Prof. Luria was the first in Israel to perform an innovative procedure to treat an arrhythmia in a patient’s atrium by inserting a catheter through the thorax. The procedure enables the surgeon to access areas of the heart that were either difficult or impossible to reach previously and to destroy abnormal tissue with high-frequency electrical energy. In this way, the dysfunctional tissue becomes incapable of initiating the electrical signal that was causing the irregular heartbeat.
Also a cardiac pioneer, Dr. David Planer explained the minimally invasive procedure he helped develop to treat aneurysms within the patient’s aortic arch. Thanks to the ability to create a 3D model of the patient’s arch, cardiac interventionalists can rehearse the procedure before implantation of a new arch. Previously, he explained, the replacement required “the biggest surgery in medicine”—open-heart surgery, where the patient is frozen, the brain disconnected from the aortic arch, and the patient is placed on a heart/lung machine. The risky procedure could only be performed on young, healthier patients.
Before the pandemic, Dr. Planer has been traveling to various hospitals to teach his colleagues the procedure. Now he proctors remotely, enabling his colleagues to perform the aortic arch replacement with his help in real-time.
COVID-19 has been a major contributor to heart damage.
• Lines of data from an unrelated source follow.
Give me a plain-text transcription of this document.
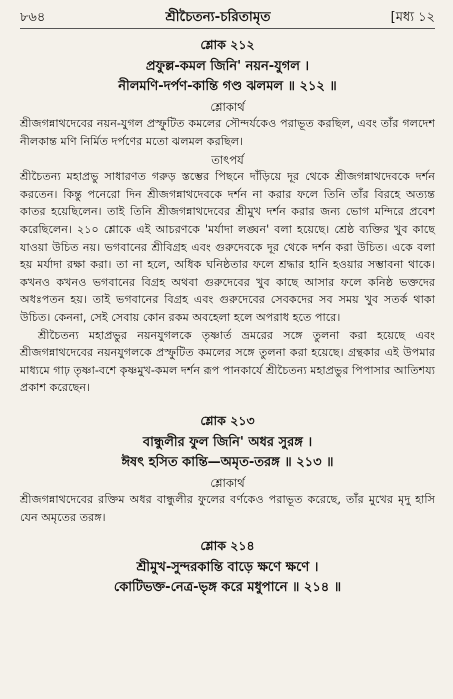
৮৬৪	শ্রীচৈতন্য-চরিতামৃত	[মধ্য ১২
শ্লোক ২১২
প্রফুল্ল-কমল জিনি' নয়ন-যুগল ।
নীলমণি-দর্পণ-কান্তি গণ্ড ঝলমল ॥ ২১২ ॥
শ্লোকার্থ

শ্রীজগন্নাথদেবের নয়ন-যুগল প্রস্ফুটিত কমলের সৌন্দর্যকেও পরাভূত করছিল, এবং তাঁর গলদেশ নীলকান্ত মণি নির্মিত দর্পণের মতো ঝলমল করছিল।

তাৎপর্য

শ্রীচৈতন্য মহাপ্রভু সাধারণত গরুড় স্তম্ভের পিছনে দাঁড়িয়ে দূর থেকে শ্রীজগন্নাথদেবকে দর্শন করতেন। কিন্তু পনেরো দিন শ্রীজগন্নাথদেবকে দর্শন না করার ফলে তিনি তাঁর বিরহে অত্যন্ত কাতর হয়েছিলেন। তাই তিনি শ্রীজগন্নাথদেবের শ্রীমুখ দর্শন করার জন্য ভোগ মন্দিরে প্রবেশ করেছিলেন। ২১০ শ্লোকে এই আচরণকে 'মর্যাদা লঙ্ঘন' বলা হয়েছে। শ্রেষ্ঠ ব্যক্তির খুব কাছে যাওয়া উচিত নয়। ভগবানের শ্রীবিগ্রহ এবং গুরুদেবকে দূর থেকে দর্শন করা উচিত। একে বলা হয় মর্যাদা রক্ষা করা। তা না হলে, অধিক ঘনিষ্ঠতার ফলে শ্রদ্ধার হানি হওয়ার সম্ভাবনা থাকে। কখনও কখনও ভগবানের বিগ্রহ অথবা গুরুদেবের খুব কাছে আসার ফলে কনিষ্ঠ ভক্তদের অধঃপতন হয়। তাই ভগবানের বিগ্রহ এবং গুরুদেবের সেবকদের সব সময় খুব সতর্ক থাকা উচিত। কেননা, সেই সেবায় কোন রকম অবহেলা হলে অপরাধ হতে পারে।

শ্রীচৈতন্য মহাপ্রভুর নয়নযুগলকে তৃষ্ণার্ত ভ্রমরের সঙ্গে তুলনা করা হয়েছে এবং শ্রীজগন্নাথদেবের নয়নযুগলকে প্রস্ফুটিত কমলের সঙ্গে তুলনা করা হয়েছে। গ্রন্থকার এই উপমার মাধ্যমে গাঢ় তৃষ্ণা-বশে কৃষ্ণমুখ-কমল দর্শন রূপ পানকার্যে শ্রীচৈতন্য মহাপ্রভুর পিপাসার আতিশয্য প্রকাশ করেছেন।

শ্লোক ২১৩
বান্ধুলীর ফুল জিনি' অধর সুরঙ্গ ।
ঈষৎ হসিত কান্তি—অমৃত-তরঙ্গ ॥ ২১৩ ॥
শ্লোকার্থ

শ্রীজগন্নাথদেবের রক্তিম অধর বান্ধুলীর ফুলের বর্ণকেও পরাভূত করেছে, তাঁর মুখের মৃদু হাসি যেন অমৃতের তরঙ্গ।

শ্লোক ২১৪
শ্রীমুখ-সুন্দরকান্তি বাড়ে ক্ষণে ক্ষণে ।
কোটিভক্ত-নেত্র-ভৃঙ্গ করে মধুপানে ॥ ২১৪ ॥
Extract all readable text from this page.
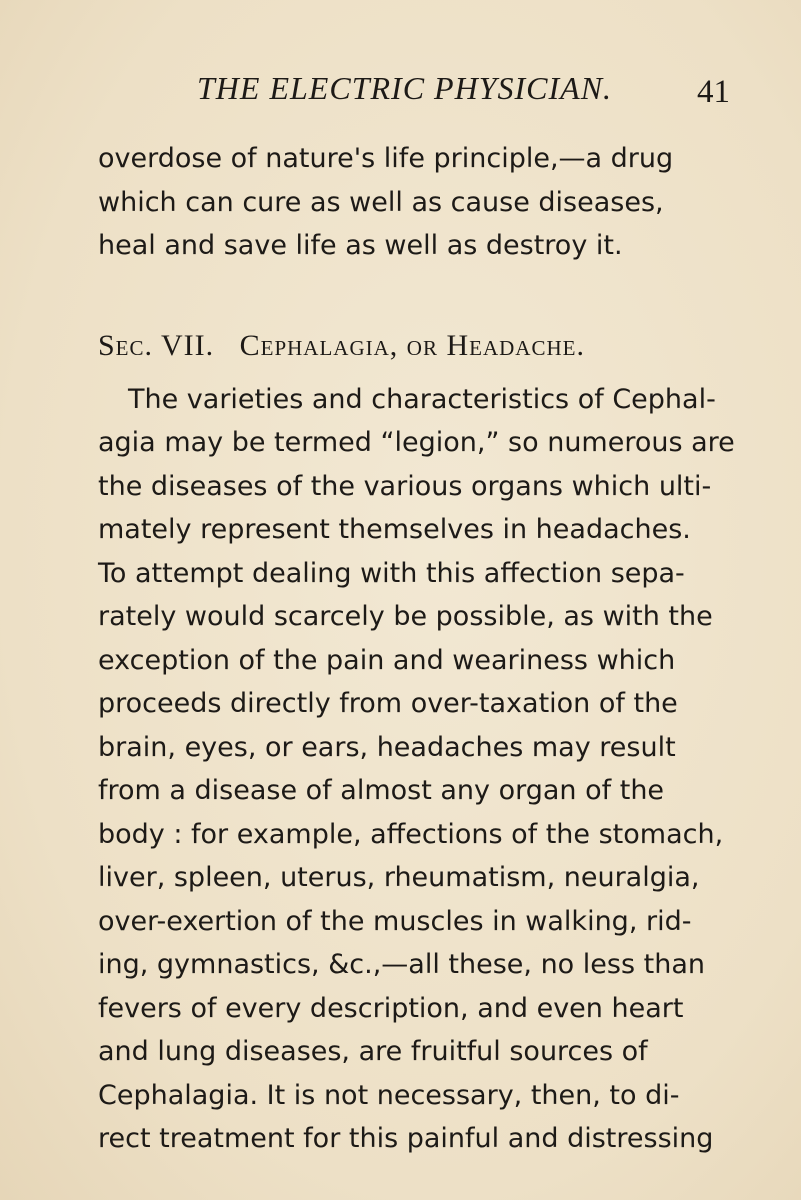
THE ELECTRIC PHYSICIAN.	41
overdose of nature's life principle,—a drug
which can cure as well as cause diseases,
heal and save life as well as destroy it.
Sec. VII. Cephalagia, or Headache.
The varieties and characteristics of Cephal-
agia may be termed “legion,” so numerous are
the diseases of the various organs which ulti-
mately represent themselves in headaches.
To attempt dealing with this affection sepa-
rately would scarcely be possible, as with the
exception of the pain and weariness which
proceeds directly from over-taxation of the
brain, eyes, or ears, headaches may result
from a disease of almost any organ of the
body : for example, affections of the stomach,
liver, spleen, uterus, rheumatism, neuralgia,
over-exertion of the muscles in walking, rid-
ing, gymnastics, &c.,—all these, no less than
fevers of every description, and even heart
and lung diseases, are fruitful sources of
Cephalagia. It is not necessary, then, to di-
rect treatment for this painful and distressing
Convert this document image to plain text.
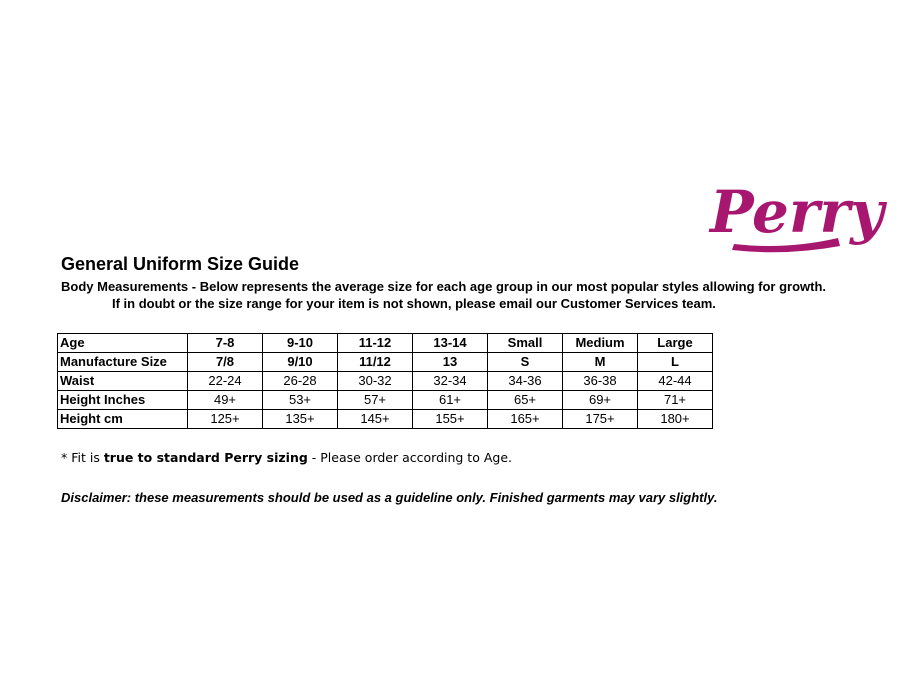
Perry
General Uniform Size Guide
Body Measurements - Below represents the average size for each age group in our most popular styles allowing for growth.
If in doubt or the size range for your item is not shown, please email our Customer Services team.
Age	7-8	9-10	11-12	13-14	Small	Medium	Large
Manufacture Size	7/8	9/10	11/12	13	S	M	L
Waist	22-24	26-28	30-32	32-34	34-36	36-38	42-44
Height Inches	49+	53+	57+	61+	65+	69+	71+
Height cm	125+	135+	145+	155+	165+	175+	180+
* Fit is true to standard Perry sizing - Please order according to Age.
Disclaimer: these measurements should be used as a guideline only. Finished garments may vary slightly.
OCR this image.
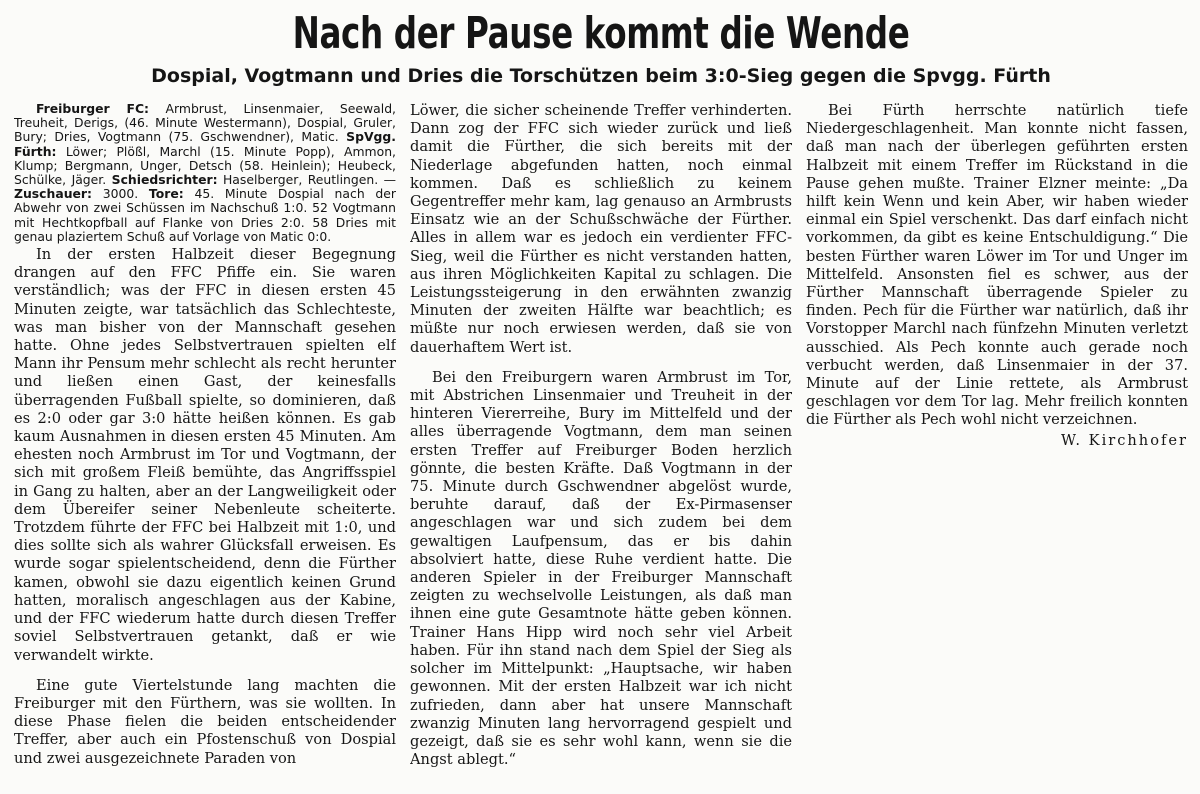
Nach der Pause kommt die Wende
Dospial, Vogtmann und Dries die Torschützen beim 3:0-Sieg gegen die Spvgg. Fürth

Freiburger FC: Armbrust, Linsenmaier, Seewald, Treuheit, Derigs, (46. Minute Westermann), Dospial, Gruler, Bury; Dries, Vogtmann (75. Gschwendner), Matic. SpVgg. Fürth: Löwer; Plößl, Marchl (15. Minute Popp), Ammon, Klump; Bergmann, Unger, Detsch (58. Heinlein); Heubeck, Schülke, Jäger. Schiedsrichter: Haselberger, Reutlingen. — Zuschauer: 3000. Tore: 45. Minute Dospial nach der Abwehr von zwei Schüssen im Nachschuß 1:0. 52 Vogtmann mit Hechtkopfball auf Flanke von Dries 2:0. 58 Dries mit genau plaziertem Schuß auf Vorlage von Matic 0:0.

In der ersten Halbzeit dieser Begegnung drangen auf den FFC Pfiffe ein. Sie waren verständlich; was der FFC in diesen ersten 45 Minuten zeigte, war tatsächlich das Schlechteste, was man bisher von der Mannschaft gesehen hatte. Ohne jedes Selbstvertrauen spielten elf Mann ihr Pensum mehr schlecht als recht herunter und ließen einen Gast, der keinesfalls überragenden Fußball spielte, so dominieren, daß es 2:0 oder gar 3:0 hätte heißen können. Es gab kaum Ausnahmen in diesen ersten 45 Minuten. Am ehesten noch Armbrust im Tor und Vogtmann, der sich mit großem Fleiß bemühte, das Angriffsspiel in Gang zu halten, aber an der Langweiligkeit oder dem Übereifer seiner Nebenleute scheiterte. Trotzdem führte der FFC bei Halbzeit mit 1:0, und dies sollte sich als wahrer Glücksfall erweisen. Es wurde sogar spielentscheidend, denn die Fürther kamen, obwohl sie dazu eigentlich keinen Grund hatten, moralisch angeschlagen aus der Kabine, und der FFC wiederum hatte durch diesen Treffer soviel Selbstvertrauen getankt, daß er wie verwandelt wirkte.

Eine gute Viertelstunde lang machten die Freiburger mit den Fürthern, was sie wollten. In diese Phase fielen die beiden entscheidender Treffer, aber auch ein Pfostenschuß von Dospial und zwei ausgezeichnete Paraden von

Löwer, die sicher scheinende Treffer verhinderten. Dann zog der FFC sich wieder zurück und ließ damit die Fürther, die sich bereits mit der Niederlage abgefunden hatten, noch einmal kommen. Daß es schließlich zu keinem Gegentreffer mehr kam, lag genauso an Armbrusts Einsatz wie an der Schußschwäche der Fürther. Alles in allem war es jedoch ein verdienter FFC-Sieg, weil die Fürther es nicht verstanden hatten, aus ihren Möglichkeiten Kapital zu schlagen. Die Leistungssteigerung in den erwähnten zwanzig Minuten der zweiten Hälfte war beachtlich; es müßte nur noch erwiesen werden, daß sie von dauerhaftem Wert ist.

Bei den Freiburgern waren Armbrust im Tor, mit Abstrichen Linsenmaier und Treuheit in der hinteren Viererreihe, Bury im Mittelfeld und der alles überragende Vogtmann, dem man seinen ersten Treffer auf Freiburger Boden herzlich gönnte, die besten Kräfte. Daß Vogtmann in der 75. Minute durch Gschwendner abgelöst wurde, beruhte darauf, daß der Ex-Pirmasenser angeschlagen war und sich zudem bei dem gewaltigen Laufpensum, das er bis dahin absolviert hatte, diese Ruhe verdient hatte. Die anderen Spieler in der Freiburger Mannschaft zeigten zu wechselvolle Leistungen, als daß man ihnen eine gute Gesamtnote hätte geben können. Trainer Hans Hipp wird noch sehr viel Arbeit haben. Für ihn stand nach dem Spiel der Sieg als solcher im Mittelpunkt: „Hauptsache, wir haben gewonnen. Mit der ersten Halbzeit war ich nicht zufrieden, dann aber hat unsere Mannschaft zwanzig Minuten lang hervorragend gespielt und gezeigt, daß sie es sehr wohl kann, wenn sie die Angst ablegt.“

Bei Fürth herrschte natürlich tiefe Niedergeschlagenheit. Man konnte nicht fassen, daß man nach der überlegen geführten ersten Halbzeit mit einem Treffer im Rückstand in die Pause gehen mußte. Trainer Elzner meinte: „Da hilft kein Wenn und kein Aber, wir haben wieder einmal ein Spiel verschenkt. Das darf einfach nicht vorkommen, da gibt es keine Entschuldigung.“ Die besten Fürther waren Löwer im Tor und Unger im Mittelfeld. Ansonsten fiel es schwer, aus der Fürther Mannschaft überragende Spieler zu finden. Pech für die Fürther war natürlich, daß ihr Vorstopper Marchl nach fünfzehn Minuten verletzt ausschied. Als Pech konnte auch gerade noch verbucht werden, daß Linsenmaier in der 37. Minute auf der Linie rettete, als Armbrust geschlagen vor dem Tor lag. Mehr freilich konnten die Fürther als Pech wohl nicht verzeichnen.

W. Kirchhofer
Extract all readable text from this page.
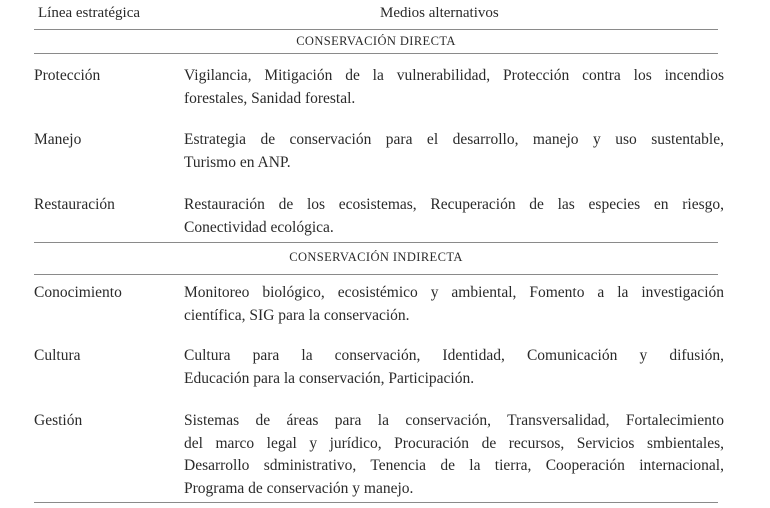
Línea estratégica	Medios alternativos
CONSERVACIÓN DIRECTA
Protección	Vigilancia, Mitigación de la vulnerabilidad, Protección contra los incendios
forestales, Sanidad forestal.
Manejo	Estrategia de conservación para el desarrollo, manejo y uso sustentable,
Turismo en ANP.
Restauración	Restauración de los ecosistemas, Recuperación de las especies en riesgo,
Conectividad ecológica.
CONSERVACIÓN INDIRECTA
Conocimiento	Monitoreo biológico, ecosistémico y ambiental, Fomento a la investigación
científica, SIG para la conservación.
Cultura	Cultura para la conservación, Identidad, Comunicación y difusión,
Educación para la conservación, Participación.
Gestión	Sistemas de áreas para la conservación, Transversalidad, Fortalecimiento
del marco legal y jurídico, Procuración de recursos, Servicios smbientales,
Desarrollo sdministrativo, Tenencia de la tierra, Cooperación internacional,
Programa de conservación y manejo.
As Prof. Amir explained, the virus causes an enormous amount of inflammation and clotting in the arteries of the heart, as well as pulmonary embolisms. Dr. Planer is a world pioneer in dissolving these life-threatening clots in the catheterization laboratory.
This year, Newsweek ranked Hadassah as one of the world’s best-specialized hospitals for cardiology. As Dr. Planer expressed during the webinar, “Once you have the technology, the sky is the limit.”
This webinar, moderated by HI Executive Director Jorge Diener and Gidon Melmed, director of Hadassah’s Development, Donors and Events Department, is episode 7 in HI’s Winter Live Series “50 Shades of Health: A Journey Into the Future of Medicine,” which provides a window into the latest advances in the frontiers of medicine, as practiced and envisioned by Hadassah’s visionaries.